Yves Arcand – Montrez ce déchet que je ne saurais voir!

Texte – Marie-Amélie Dubé

Tournez la tête sur votre droite et regardez cette photographie. Cette oeuvre d’une étrangeté absorbante. Lumineuse et avec des aspects futurocosmiques.

Observez-là encore. Prenez le temps. Si singulière. Contrastée. D’une esthétique troublante. Mais qu’est-ce que c’est?

Des déchets domestiques de balayeuse.

Dans le cadre de sa résidence de création au Parc national du Bic, Yves Arcand s’intéressera aux déchets des plaisanciers. Cette démarche, plutôt iconoclaste, s’inscrit en continuité du projet Antifloral, exposé aux Jardins de Métis.

« J’ai tendance à porter mon regard sur des éléments qui n’intéressent pas vraiment les gens. Plutôt que de regarder les belles fleurs, je préfère regarder ce qu’on ne veut pas voir ou ce qui est imparfait. Pour Antifloral je plaçais les mauvaises herbes de façon aléatoire pour les photographier en gros plan et en noir et blanc. Les gens étaient ainsi confrontés à quelque chose de très intriguant avec une esthétique vraiment autre. D’où le titre Antifloral, qui allait contre toutes les traditions de la photographie florale.»

Observer l’humain·e et façonner son territoire

Le camping et le plein air comportent de grandes contradictions. L’humain·e veut s’immerger en nature, ralentir et s’imprégner de calme, alors que les produits de consommation, nécessaires à cette activité, sont souvent suremballés et conçus pour être utilisés rapidement. C’est cette relation nature / culture entre l’être humain et son environnement qui interpelle Yves Arcand.

Les estivant·e·s pourront donc déposer leurs déchets dans un espace tout désigné et l’artiste photographiera ces amas de déchets, dont la composition sera aléatoire.

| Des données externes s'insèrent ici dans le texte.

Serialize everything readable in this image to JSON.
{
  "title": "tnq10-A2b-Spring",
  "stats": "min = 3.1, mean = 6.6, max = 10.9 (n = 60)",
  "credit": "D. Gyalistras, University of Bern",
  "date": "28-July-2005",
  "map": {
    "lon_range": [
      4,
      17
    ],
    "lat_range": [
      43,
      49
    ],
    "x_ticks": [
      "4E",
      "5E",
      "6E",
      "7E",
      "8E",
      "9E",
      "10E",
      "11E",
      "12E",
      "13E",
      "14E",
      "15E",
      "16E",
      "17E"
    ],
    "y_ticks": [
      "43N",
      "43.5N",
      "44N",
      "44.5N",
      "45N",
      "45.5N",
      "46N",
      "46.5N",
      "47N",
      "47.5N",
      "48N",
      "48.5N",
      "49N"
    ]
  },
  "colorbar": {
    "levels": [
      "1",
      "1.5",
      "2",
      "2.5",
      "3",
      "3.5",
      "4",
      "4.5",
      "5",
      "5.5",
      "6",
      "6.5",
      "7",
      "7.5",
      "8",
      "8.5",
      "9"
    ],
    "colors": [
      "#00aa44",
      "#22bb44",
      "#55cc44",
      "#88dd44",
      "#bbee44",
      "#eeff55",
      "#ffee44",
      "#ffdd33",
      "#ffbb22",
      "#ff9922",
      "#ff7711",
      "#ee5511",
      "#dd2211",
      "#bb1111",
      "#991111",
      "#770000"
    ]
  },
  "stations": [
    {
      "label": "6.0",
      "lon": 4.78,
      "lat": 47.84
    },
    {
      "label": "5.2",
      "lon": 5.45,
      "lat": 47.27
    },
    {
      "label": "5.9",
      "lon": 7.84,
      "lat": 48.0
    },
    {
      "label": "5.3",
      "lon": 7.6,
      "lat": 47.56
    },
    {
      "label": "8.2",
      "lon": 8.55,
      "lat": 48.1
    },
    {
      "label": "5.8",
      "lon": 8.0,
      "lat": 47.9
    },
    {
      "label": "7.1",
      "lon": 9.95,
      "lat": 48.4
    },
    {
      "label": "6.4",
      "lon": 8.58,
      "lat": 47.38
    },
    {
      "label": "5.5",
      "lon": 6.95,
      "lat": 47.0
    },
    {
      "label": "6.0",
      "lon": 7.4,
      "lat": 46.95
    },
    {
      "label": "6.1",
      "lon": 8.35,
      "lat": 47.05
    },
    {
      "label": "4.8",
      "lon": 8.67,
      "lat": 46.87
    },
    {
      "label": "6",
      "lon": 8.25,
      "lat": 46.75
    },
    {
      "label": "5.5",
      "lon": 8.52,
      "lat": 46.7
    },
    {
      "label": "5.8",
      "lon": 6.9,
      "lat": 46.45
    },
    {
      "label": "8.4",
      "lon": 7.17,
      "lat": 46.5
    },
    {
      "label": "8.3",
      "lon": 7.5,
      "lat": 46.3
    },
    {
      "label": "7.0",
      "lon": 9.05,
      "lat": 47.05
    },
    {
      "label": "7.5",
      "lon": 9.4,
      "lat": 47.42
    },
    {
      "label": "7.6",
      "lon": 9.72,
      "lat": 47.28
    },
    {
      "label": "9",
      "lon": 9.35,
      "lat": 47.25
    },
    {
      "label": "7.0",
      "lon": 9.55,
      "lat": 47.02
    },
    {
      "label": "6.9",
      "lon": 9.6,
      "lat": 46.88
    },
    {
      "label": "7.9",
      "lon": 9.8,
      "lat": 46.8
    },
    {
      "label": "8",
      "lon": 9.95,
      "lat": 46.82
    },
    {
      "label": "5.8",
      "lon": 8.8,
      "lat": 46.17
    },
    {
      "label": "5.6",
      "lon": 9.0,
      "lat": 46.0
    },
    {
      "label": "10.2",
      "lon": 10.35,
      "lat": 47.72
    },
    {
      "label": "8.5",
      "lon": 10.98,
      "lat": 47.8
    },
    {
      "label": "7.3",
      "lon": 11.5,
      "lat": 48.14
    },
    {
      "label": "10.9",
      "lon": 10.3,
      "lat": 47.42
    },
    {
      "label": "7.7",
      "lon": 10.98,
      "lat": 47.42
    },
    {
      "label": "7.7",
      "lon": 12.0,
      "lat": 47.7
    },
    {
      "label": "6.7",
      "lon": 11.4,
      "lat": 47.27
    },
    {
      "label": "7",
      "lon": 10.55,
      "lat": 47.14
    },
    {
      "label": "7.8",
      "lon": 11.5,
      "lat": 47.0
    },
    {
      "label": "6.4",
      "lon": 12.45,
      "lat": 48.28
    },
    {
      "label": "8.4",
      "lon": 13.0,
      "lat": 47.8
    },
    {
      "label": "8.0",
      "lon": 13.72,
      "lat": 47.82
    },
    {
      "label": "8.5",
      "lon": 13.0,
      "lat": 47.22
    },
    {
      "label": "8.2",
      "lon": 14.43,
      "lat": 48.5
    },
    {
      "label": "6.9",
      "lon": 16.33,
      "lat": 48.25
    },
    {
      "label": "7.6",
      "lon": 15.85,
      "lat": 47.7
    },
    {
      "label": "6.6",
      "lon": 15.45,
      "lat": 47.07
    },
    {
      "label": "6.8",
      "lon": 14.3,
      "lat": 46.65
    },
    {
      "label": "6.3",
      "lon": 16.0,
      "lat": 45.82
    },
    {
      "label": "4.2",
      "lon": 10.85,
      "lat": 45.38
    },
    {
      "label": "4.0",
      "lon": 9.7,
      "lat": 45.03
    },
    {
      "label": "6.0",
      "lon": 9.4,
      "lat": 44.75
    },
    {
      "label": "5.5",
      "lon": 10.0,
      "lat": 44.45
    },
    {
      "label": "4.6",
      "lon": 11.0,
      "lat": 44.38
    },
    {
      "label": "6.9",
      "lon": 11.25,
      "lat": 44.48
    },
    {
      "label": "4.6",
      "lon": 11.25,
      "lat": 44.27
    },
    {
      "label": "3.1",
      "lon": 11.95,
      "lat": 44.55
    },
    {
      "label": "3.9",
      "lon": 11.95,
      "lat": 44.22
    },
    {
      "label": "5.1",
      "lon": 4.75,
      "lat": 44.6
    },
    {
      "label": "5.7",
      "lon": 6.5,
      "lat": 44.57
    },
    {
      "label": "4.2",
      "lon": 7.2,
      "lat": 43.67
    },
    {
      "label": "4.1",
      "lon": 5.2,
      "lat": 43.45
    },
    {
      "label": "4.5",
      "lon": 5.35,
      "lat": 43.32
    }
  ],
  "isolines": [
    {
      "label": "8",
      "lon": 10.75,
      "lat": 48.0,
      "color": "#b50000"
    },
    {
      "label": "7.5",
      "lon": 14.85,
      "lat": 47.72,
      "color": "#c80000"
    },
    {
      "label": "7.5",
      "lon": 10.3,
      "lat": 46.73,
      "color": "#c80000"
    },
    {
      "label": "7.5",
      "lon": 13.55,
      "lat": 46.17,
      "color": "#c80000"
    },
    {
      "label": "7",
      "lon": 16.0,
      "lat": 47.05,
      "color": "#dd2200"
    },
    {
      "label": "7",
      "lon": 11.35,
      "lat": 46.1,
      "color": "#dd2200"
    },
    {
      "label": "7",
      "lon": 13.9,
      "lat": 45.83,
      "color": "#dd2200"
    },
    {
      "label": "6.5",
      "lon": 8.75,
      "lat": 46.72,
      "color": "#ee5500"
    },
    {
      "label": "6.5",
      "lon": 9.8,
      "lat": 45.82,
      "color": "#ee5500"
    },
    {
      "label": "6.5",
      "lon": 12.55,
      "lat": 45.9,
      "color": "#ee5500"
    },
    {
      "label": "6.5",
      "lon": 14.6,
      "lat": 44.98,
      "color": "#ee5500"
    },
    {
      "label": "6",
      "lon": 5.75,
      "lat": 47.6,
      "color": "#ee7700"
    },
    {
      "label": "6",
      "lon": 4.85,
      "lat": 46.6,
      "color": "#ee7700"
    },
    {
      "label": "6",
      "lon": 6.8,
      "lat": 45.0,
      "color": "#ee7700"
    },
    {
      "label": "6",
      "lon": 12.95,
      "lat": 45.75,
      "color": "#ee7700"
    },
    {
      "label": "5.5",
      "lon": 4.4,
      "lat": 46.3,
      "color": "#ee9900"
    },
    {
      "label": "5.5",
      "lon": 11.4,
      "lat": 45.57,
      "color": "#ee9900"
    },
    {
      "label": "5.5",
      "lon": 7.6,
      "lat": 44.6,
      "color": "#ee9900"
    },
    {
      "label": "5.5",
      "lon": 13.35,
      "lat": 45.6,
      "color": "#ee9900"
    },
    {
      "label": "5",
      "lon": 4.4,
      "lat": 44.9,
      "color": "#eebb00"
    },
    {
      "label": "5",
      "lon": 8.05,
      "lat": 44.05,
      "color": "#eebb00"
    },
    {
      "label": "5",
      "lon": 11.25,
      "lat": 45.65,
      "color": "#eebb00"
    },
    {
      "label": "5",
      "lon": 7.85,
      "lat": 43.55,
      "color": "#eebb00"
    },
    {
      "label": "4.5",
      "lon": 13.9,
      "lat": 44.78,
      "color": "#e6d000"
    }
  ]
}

«Nous produisons tous des quantités de déchets et c’est une problématique mondiale. Évidemment, au Bic, les utilisateurs ne les laissent pas dans le parc, mais ils doivent se retrouver quelque part?! Je trouvais intéressant l’idée de confronter les gens en place au geste de jeter quelque chose. D’une part, pour les féliciter parce que ce sont des déchets qui ne se retrouveront pas dans la nature et en même temps, pour les faire réfléchir inévitablement sur les différentes problématiques de la gestion des déchets.»

Un procédé d’accumulation d’images combinées sera utilisé par l’artiste afin d’obtenir une seule photographie et un résultat d’une grande netteté. Le tout sera présenté sur un écran de 32 pouces. «Je dis souvent que je fais une photographie qui est plus intéressante que belle. Malgré l’esthétique discutable des objets, mon approche, traitement et rendu final permettent de créer une image intéressante, intrigante et visuellement forte.»

Et même si vous ne produisez pas de déchets en plein air, passez échanger avec l’artiste du 10 au 19 juillet.

© Yves Arcand, Sans titre, 2019

Yves Arcand est photographe et enseignant / coordonnateur au programme de photographie du Cégep de Matane. Il s’intéresse à la problématique nature / culture en photographie. Soit à la façon dont l’humain·e aborde le territoire, comment cela l’influence, comment il le modifie pour l’adapter à ses besoins. Pendant plusieurs années, il utilise la photographie de «style documentaire» dans la tradition des New Topographic, fortement inspirée par son éducation anglosaxonne au Polytechnical Ryerson Institute de Toronto, au Nova Scotia College of Art and Design à Halifax et au Fine Arts à l’Université Concordia à Montréal. Depuis quelques années, il expérimente davantage une approche conceptuelle, toujours avec la problématique nature / culture, mais avec des petites parcelles permettant d’évoquer les grands territoires ou espaces.